A few missing details...

* NOT() expressed over a FEATURE() with no nested conditions will mean a 
NOT IN (SELECT ...) if the FEATURE(s) create joins, but need to be treated 
as a 'column IS NULL' if no joins occur under the NOT.  Ugly, but true.  I 
should check whether there are any other special cases that are created by 
the absence of joins occurring "near" subqueries or joins.

* A nice property of the current plan is that it completely wipes out the 
issue of outer-join precedence.  As it happens, the "outer joins fanning 
out from a collection of inner joins" structure we're using is guaranteed 
free from precedence conflicts.  It also happens that in cases where outer 
join columns end up having criteria attached, we can "innerfy" the 
join.  This will probably be a common situation where we have a 
object-relational view that includes outer joins, and we're expressing 
criteria on one of the outer-joined tables.  So, as long as logical 
expressions know whether they're "non-null" (i.e., know if they return 
false if they compare to a null), it's possible to remove the "outerness" 
of the join, as it's guaranteed that the "null" rows wouldn't get returned 
anyway.

* We've ignored compound keys and ternary (or higher-arity) relationships 
in discussion so far.  Our main use cases may not include these as a 
requirement, though.  Compound keys can't cleanly be used for IN (SELECT 
...) subqueries.

Man, it's getting easier to see why databases are so expensive.  We haven't 
even *touched* the issues of physical-level optimization, concurrency, 
updates, etc.

It seems clear to me also, that as I work up the libraries for this, I'm 
going to need to have ways to "leave out" some features for now, so we can 
get something usable, sooner.  One of the easiest ways to do that would be 
to focus first on implementing the relational algebra, and skipping the 
concept filter -> relational translation subsystem for the time being.  But 
note that relational algebra is like SQL, only uglier.  :)  Even with the 
advantage provided by view wrappers, it's going to be very messy to use.

For my project at work, I still need to come up with a slightly more 
compact notation for the conceptual query syntax, as we are planning to go 
through an existing application and convert its queries to a conceptual 
form.  Sadly, it might be less effort to then manually convert those 
queries to relational algebra form, than to write the automatic 
conceptual->relational translator.  Oh well, one thing at a time.  I think 
I've got relational algebra down pat now, at least for the subset needed to 
implement conceptual queries, and adding aggregates to a relational algebra 
framework is just another RV operator.

So, it's definitely looking like the relational algebra framework is going 
to be the thing to code first, although a conceptual query notation is also 
still important to decide on.  (The latter doesn't have to be written as 
valid Python expressions, though; we just need a working syntax.)

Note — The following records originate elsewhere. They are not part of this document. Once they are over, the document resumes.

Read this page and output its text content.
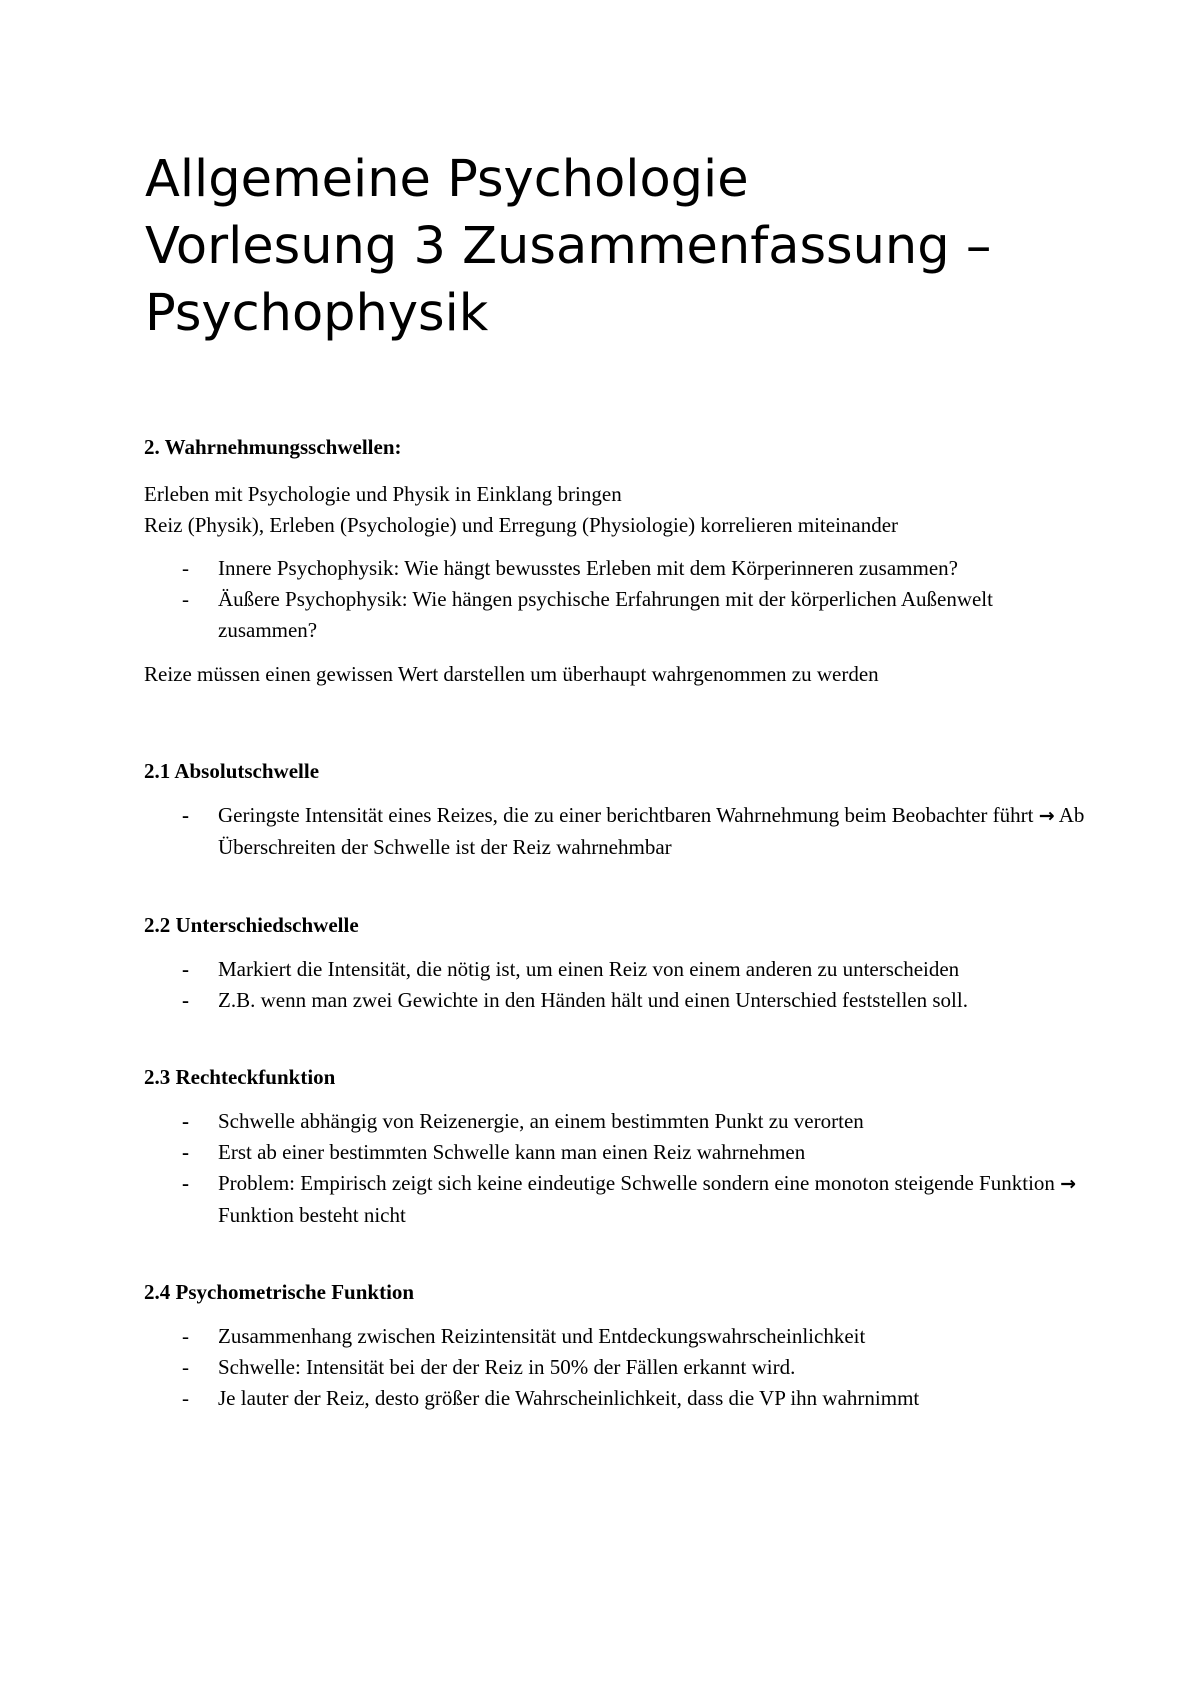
Allgemeine Psychologie
Vorlesung 3 Zusammenfassung –
Psychophysik
2. Wahrnehmungsschwellen:

Erleben mit Psychologie und Physik in Einklang bringen

Reiz (Physik), Erleben (Psychologie) und Erregung (Physiologie) korrelieren miteinander

- Innere Psychophysik: Wie hängt bewusstes Erleben mit dem Körperinneren zusammen?
- Äußere Psychophysik: Wie hängen psychische Erfahrungen mit der körperlichen Außenwelt zusammen?

Reize müssen einen gewissen Wert darstellen um überhaupt wahrgenommen zu werden

2.1 Absolutschwelle
- Geringste Intensität eines Reizes, die zu einer berichtbaren Wahrnehmung beim Beobachter führt → Ab Überschreiten der Schwelle ist der Reiz wahrnehmbar
2.2 Unterschiedschwelle
- Markiert die Intensität, die nötig ist, um einen Reiz von einem anderen zu unterscheiden
- Z.B. wenn man zwei Gewichte in den Händen hält und einen Unterschied feststellen soll.
2.3 Rechteckfunktion
- Schwelle abhängig von Reizenergie, an einem bestimmten Punkt zu verorten
- Erst ab einer bestimmten Schwelle kann man einen Reiz wahrnehmen
- Problem: Empirisch zeigt sich keine eindeutige Schwelle sondern eine monoton steigende Funktion → Funktion besteht nicht
2.4 Psychometrische Funktion
- Zusammenhang zwischen Reizintensität und Entdeckungswahrscheinlichkeit
- Schwelle: Intensität bei der der Reiz in 50% der Fällen erkannt wird.
- Je lauter der Reiz, desto größer die Wahrscheinlichkeit, dass die VP ihn wahrnimmt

We can then work on algebra -> SQL/LDAP translation on the one hand, and 
conceptual filter -> algebra translation on the other, to complete our 
conceptual -> SQL/LDAP stack.  This is definitely a major project in all, 
and not nearly as "incremental" in nature as most work that's been done 
with/on PEAK to date.  Further, the overall risk is what I'd consider 
rather scary, which means that it's probably up to a level that most 
project managers would never even notice, but then I'm really paranoid.  ;-)

But I think the risks should be mitigated quite a bit by starting with the 
algebra (which is very straightforward to implement, and based on decades 
of solid mathematics), and then moving to SQL query generation (which 
absolutely has to work if the end result is going to be useful).  So we 
should be able to get feasibility feedback before too long.  It'll just be 
a longer time than I'm accustomed to for getting that kind of feedback.

Damn, it's almost 1 AM.  I'd better get some sleep if I'm to have any 
chance of getting to work tomorrow.  As it is, I've been at home sick since 
Tuesday, which means I've spent nearly all my waking hours working on this, 
instead of being distracted by other things at the office, like all the 
other work I should be doing.  :)